Pour traduire en langage courant les intuitions du grand homme souffrant d’une forte propension à la divagation, un quatrième membre vient compléter l’équipe : Peter, fils du professeur, lui-même scientifique de bonne tenue mais traficoteur notoire et, par-dessus le marché, en bisbille avec son givré de père depuis que ce dernier a enfilé la camisole.

Voila l’équipe au grand complet et le système narratif, immuable, peut se mettre en place. A chaque épisode, un phénomène bizarre que la petite bande tâche de comprendre, puis d’éradiquer. Abrams, grand amateur de légendes urbaines, exploite à fond le fantasme vieux comme la Guerre froide qui veut que des agences américaines secrètes n’ont pas pu effacer les séquelles embarrassantes de leurs tentatives à créer le soldat parfait qui bottera le cul des communistes.

Aberration. Par la suite, il sera question d'hallucinations mortelles, de chimères sanguinaires, de rêves prémonitoires, de dématérialisations, téléportations et autres fantaisies à propos desquelles notre bonne vieille science n'a pas dit son dernier mot.
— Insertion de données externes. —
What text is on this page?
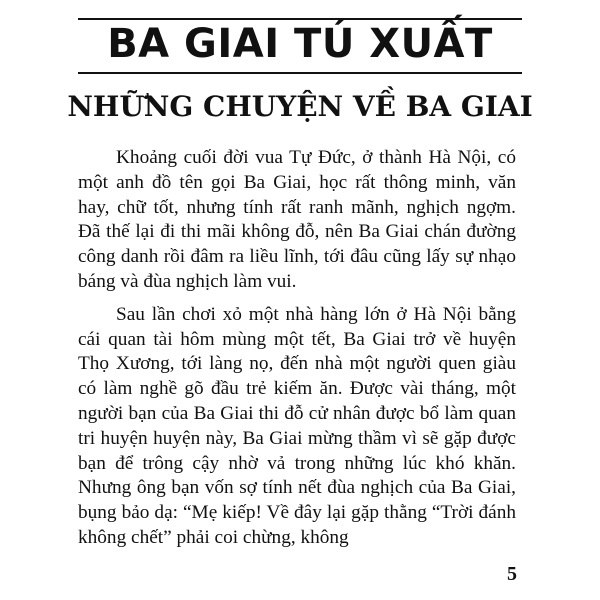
BA GIAI TÚ XUẤT
NHỮNG CHUYỆN VỀ BA GIAI

Khoảng cuối đời vua Tự Đức, ở thành Hà Nội, có một anh đồ tên gọi Ba Giai, học rất thông minh, văn hay, chữ tốt, nhưng tính rất ranh mãnh, nghịch ngợm. Đã thế lại đi thi mãi không đỗ, nên Ba Giai chán đường công danh rồi đâm ra liều lĩnh, tới đâu cũng lấy sự nhạo báng và đùa nghịch làm vui.

Sau lần chơi xỏ một nhà hàng lớn ở Hà Nội bằng cái quan tài hôm mùng một tết, Ba Giai trở về huyện Thọ Xương, tới làng nọ, đến nhà một người quen giàu có làm nghề gõ đầu trẻ kiếm ăn. Được vài tháng, một người bạn của Ba Giai thi đỗ cử nhân được bổ làm quan tri huyện huyện này, Ba Giai mừng thầm vì sẽ gặp được bạn để trông cậy nhờ vả trong những lúc khó khăn. Nhưng ông bạn vốn sợ tính nết đùa nghịch của Ba Giai, bụng bảo dạ: “Mẹ kiếp! Về đây lại gặp thằng “Trời đánh không chết” phải coi chừng, không

5
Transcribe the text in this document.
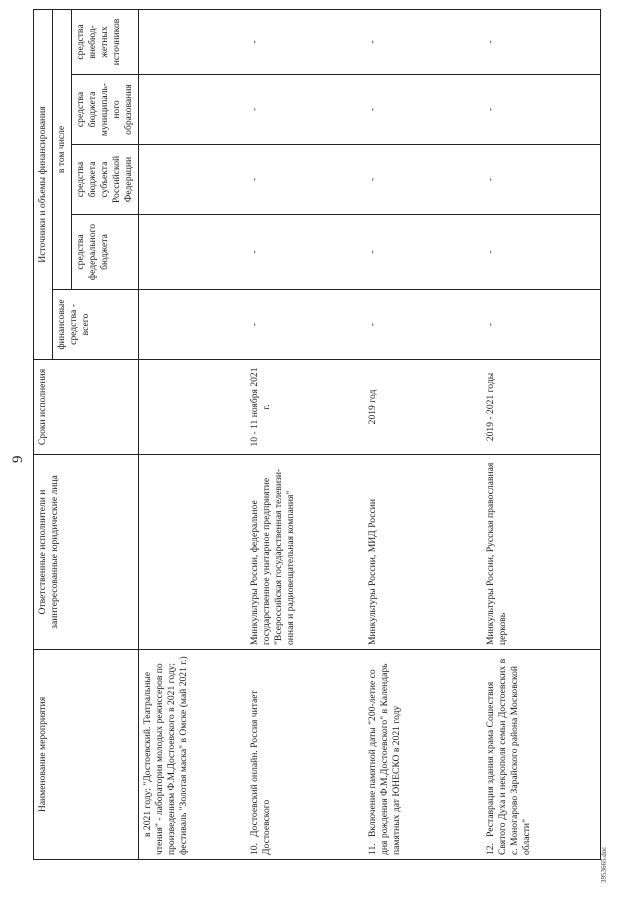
9
Наименование мероприятия	Ответственные исполнители и заинтересованные юридические лица	Сроки исполнения	Источники и объемы финансирования				
			финансовые средства - всего	в том числе			
				средства федерального бюджета	средства бюджета субъекта Российской Федерации	средства бюджета муниципаль-ного образования	средства внебюд-жетных источников
в 2021 году; "Достоевский. Театральные чтения" - лаборатория молодых режиссеров по произведениям Ф.М.Достоевского в 2021 году; фестиваль "Золотая маска" в Омске (май 2021 г.)							
10.Достоевский онлайн. Россия читает Достоевского	Минкультуры России, федеральное государственное унитарное предприятие "Всероссийская государственная телевизи-онная и радиовещательная компания"	10 - 11 ноября 2021 г.	-	-	-	-	-
11.Включение памятной даты "200-летие со дня рождения Ф.М.Достоевского" в Календарь памятных дат ЮНЕСКО в 2021 году	Минкультуры России, МИД России	2019 год	-	-	-	-	-
12.Реставрация здания храма Сошествия Святого Духа и некрополя семьи Достоевских в с. Моногарово Зарайского района Московской области"	Минкультуры России, Русская православная церковь	2019 - 2021 годы	-	-	-	-	-
3953665.doc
A l'évidence, il y a là une filiation, voire un hommage à Twilight Zone, la série qui a déclenché chez Abrams son goût pour l'étrange mais aussi sa vocation de cinéaste. Pour autant, contrairement à son modèle, Fringe se déguste dans l'ordre de ses épisodes, si TF1 a le bon goût de les diffuser ainsi. En arrière-plan, une menace majeure (complot politique ? association de malfaiteurs ? terrorisme ? aberration scientifique ?) prend de plus en plus d'importance, un peu à la manière d'X-Files en son temps, et laisse ouverte la porte à une deuxième saison. Au point que l'ultime seconde du dernier épisode, dans sa simplicité sidérante, vaut à elle seule le coup de se taper intégralement cette première saison.

Chauve. Comme beaucoup de séries actuelles, Fringe accommode au goût du jour des recettes pas si neuves que cela. En revanche, fidèle à son image de marque, Abrams a encore frappé sur les passerelles qui mènent de l'écran télé à celui du Net. On peut ainsi guetter l'apparition furtive d'un mystérieux chauve tiré à quatre épingles qui figure dans chaque épisode. On peut aussi s'amuser à décrypter le code sophistiqué dissimulé dans le générique, code avec lequel il est vivement conseillé de former des mots, et même des phrases. Il est également possible de choper au vol des adresses de sites web aperçues dans la série et se précipiter sur l'ordinateur pour voir ce que ça donne (le plus évident est celui de la multinationale Massive Dynamics).

En cas de paresse caractérisée, on peut aussi faire un tour sur fringepedia.net, le site collaboratif de référence sur la série qui répond à des tas de questions (même celles auxquelles on n’a pas pensé) et en pose d’autres encore plus vicelardes, prolongeant ainsi le plaisir du savoureux casse-tête. Mais ce n’est pas obligé.